Added to this is the current context, whereby the role of provider of men is completely in crisis, within a neoliberal framework, of deep social asymmetries, and a concentration of wealth and job insecurity. Many men are no longer integrated into work, which generates greater uncertainty and is responded to with great anger, impotence and violence.

It is not surprising, then, that those who manage drug trafficking and organized crime are essentially men, since it responds to a socially unsustainable mandate of masculinity, which keeps us prisoners and subordinates to self-harmful ways of relating.

Faced with this, the State’s response falls into the same patriarchal logic, through endless criminalization and violence on the part of the police and prisons, which only aggravate the problem, failing to see citizen safety as part of a process and part of a damaged society in many ways.

On the other hand, we have the persistence of multiple forms of violence against women, such as economic, psychological, sexual, and life threatening, which responds to a type of man unable to manage his emotions and get out of a role and historical mold, which brings much more harm than good for loved ones as well as for themselves.

The example of prohibition and the failed war on drugs shows us how the penal system in this area harms women much more than men.
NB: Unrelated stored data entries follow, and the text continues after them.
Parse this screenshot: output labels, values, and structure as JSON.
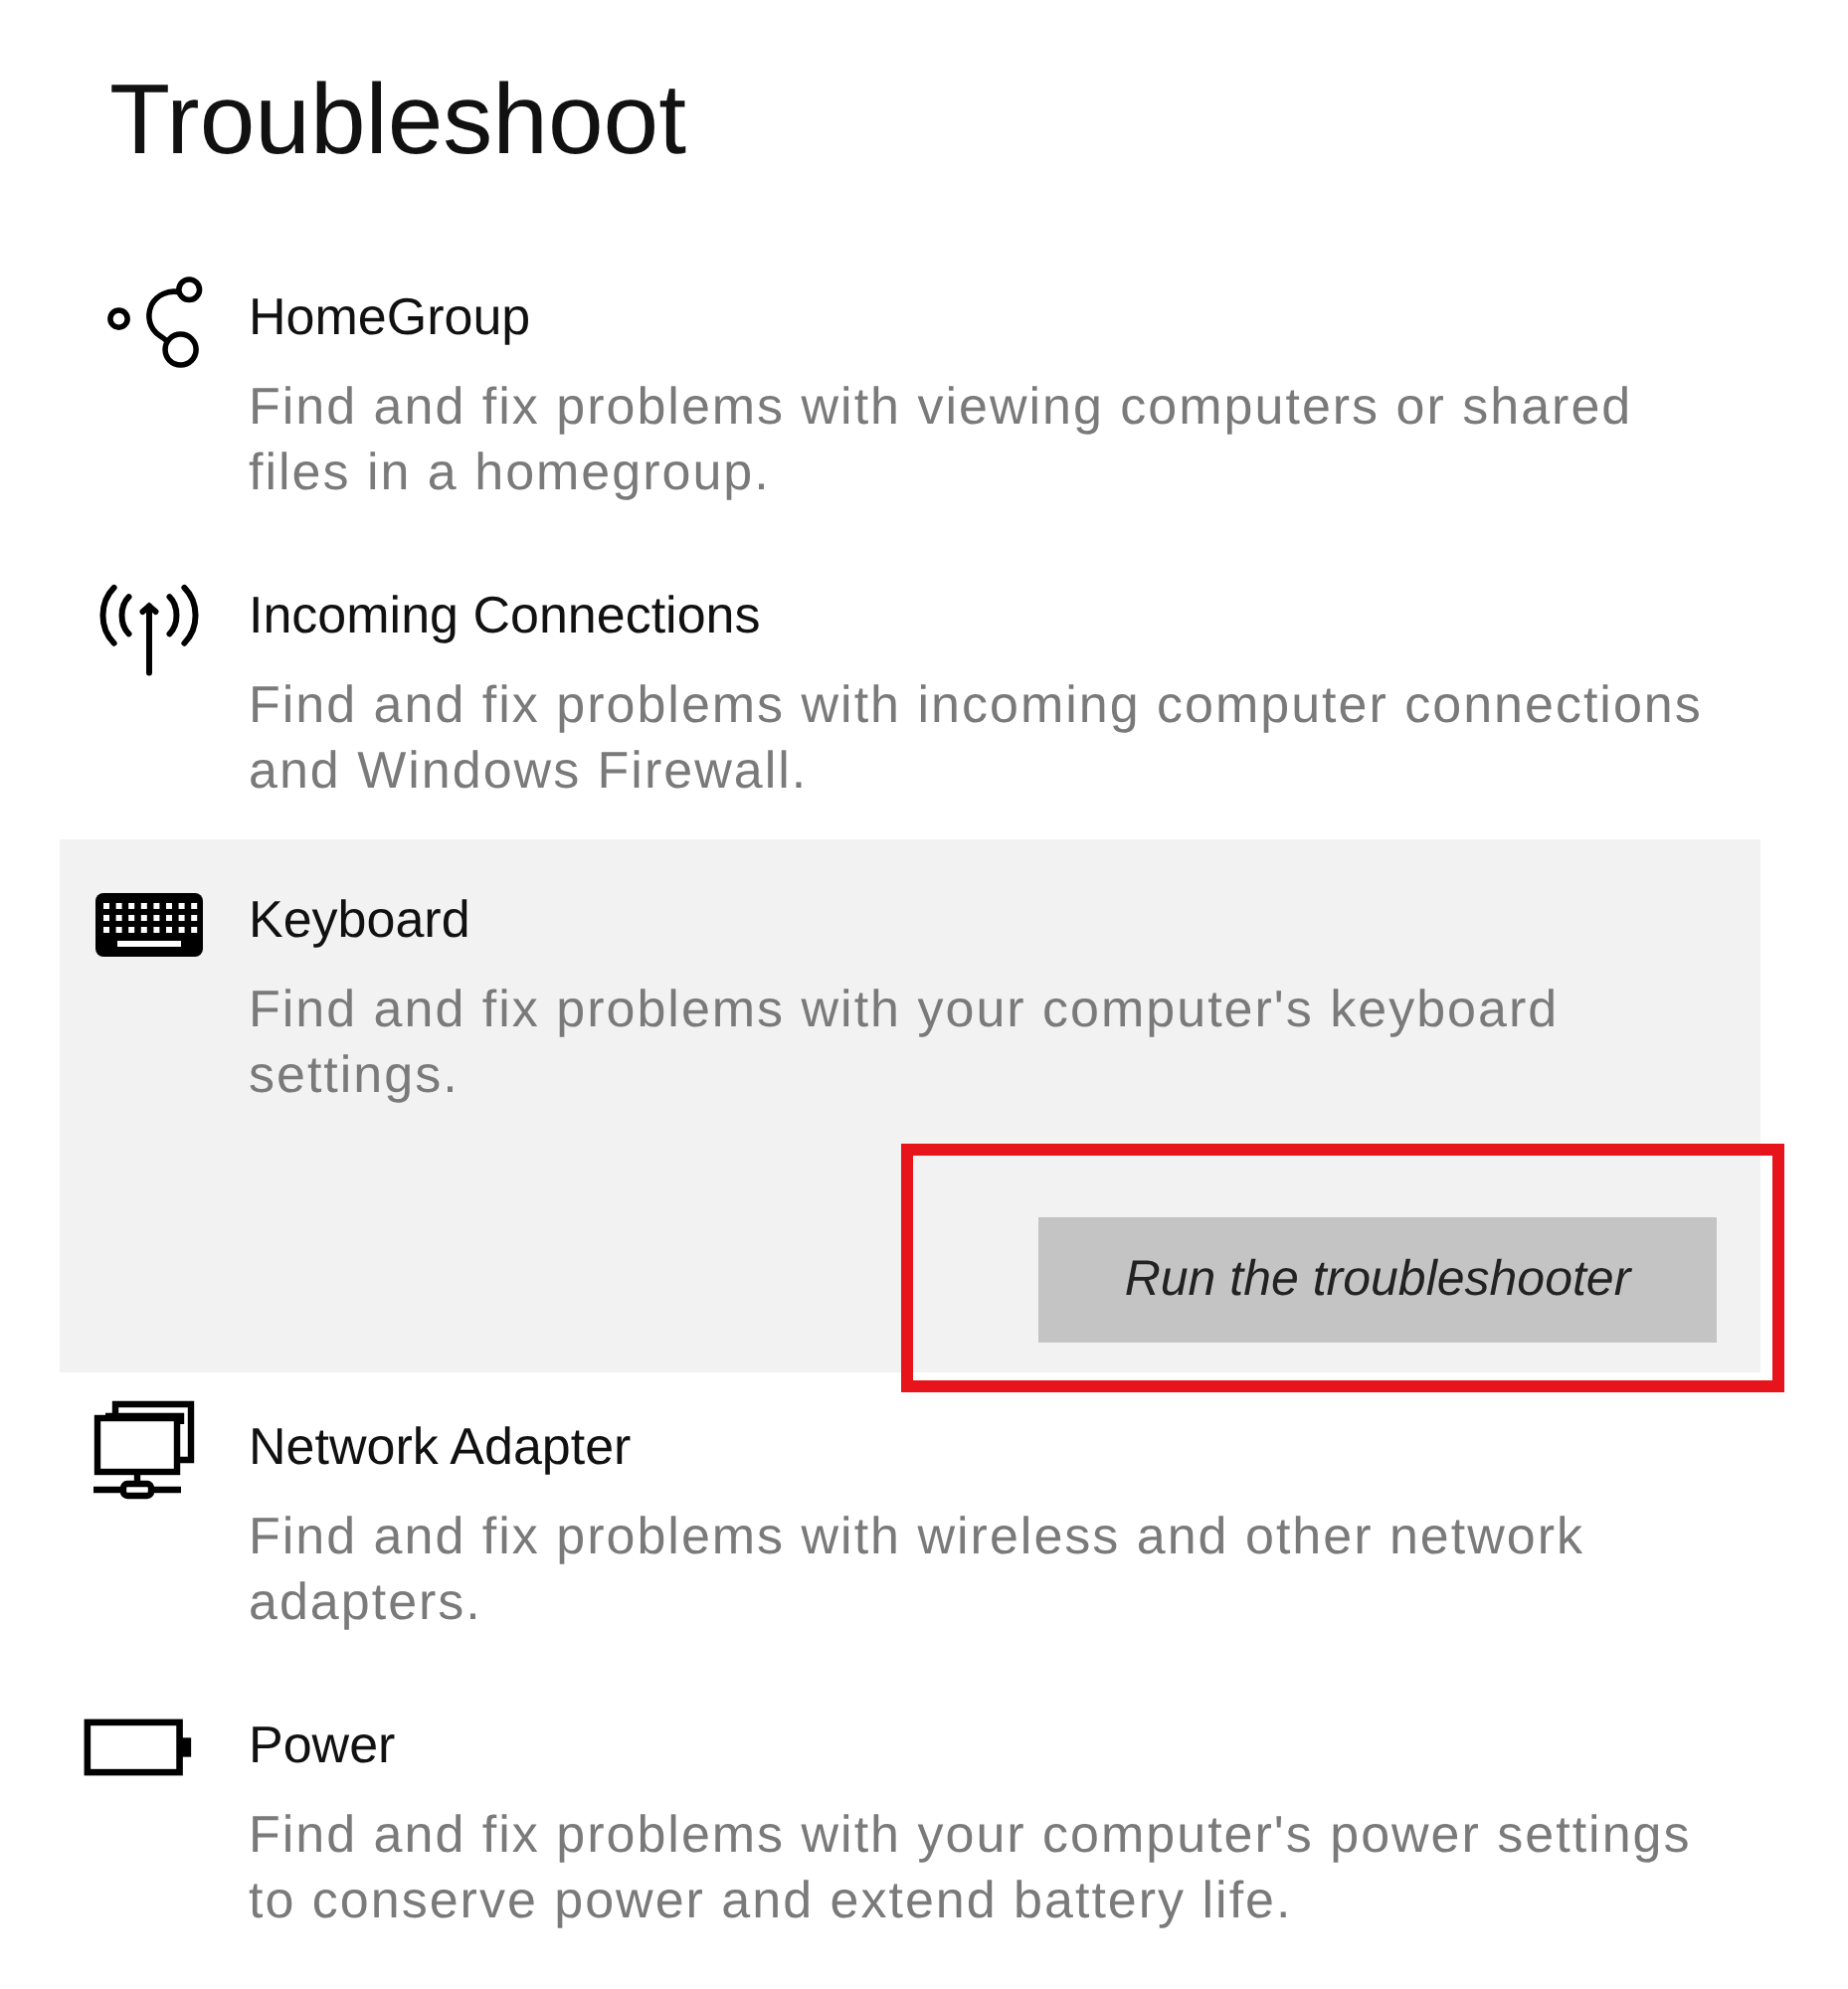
{
  "title": "Troubleshoot",
  "items": [
    {
      "kind": "homegroup",
      "name": "HomeGroup",
      "description": "Find and fix problems with viewing computers or shared files in a homegroup.",
      "selected": false
    },
    {
      "kind": "incoming",
      "name": "Incoming Connections",
      "description": "Find and fix problems with incoming computer connections and Windows Firewall.",
      "selected": false
    },
    {
      "kind": "keyboard",
      "name": "Keyboard",
      "description": "Find and fix problems with your computer's keyboard settings.",
      "selected": true,
      "button": {
        "label": "Run the troubleshooter",
        "highlighted": true
      }
    },
    {
      "kind": "network",
      "name": "Network Adapter",
      "description": "Find and fix problems with wireless and other network adapters.",
      "selected": false
    },
    {
      "kind": "power",
      "name": "Power",
      "description": "Find and fix problems with your computer's power settings to conserve power and extend battery life.",
      "selected": false
    }
  ]
}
Most of those imprisoned are for drugs, as they are the weakest link of an illegal business dominated by males who control money and territories.

Finally, as if that were not enough, we have the rates of suicide or self-inflicted violence, which are also led mostly by men, which shows that something is happening and it seems that we do not see it or do not want to see it, especially all the authorities, that in the case of Chile, have a very limited and reductionist idea of security.

That said, if they want to generate deep, long-term changes in the way we relate to each other, security policies must incorporate the gender factor and promote self-care at a preventive level, in the ways of addressing crime and social reintegration. Doing so can help us build less violent and kinder societies.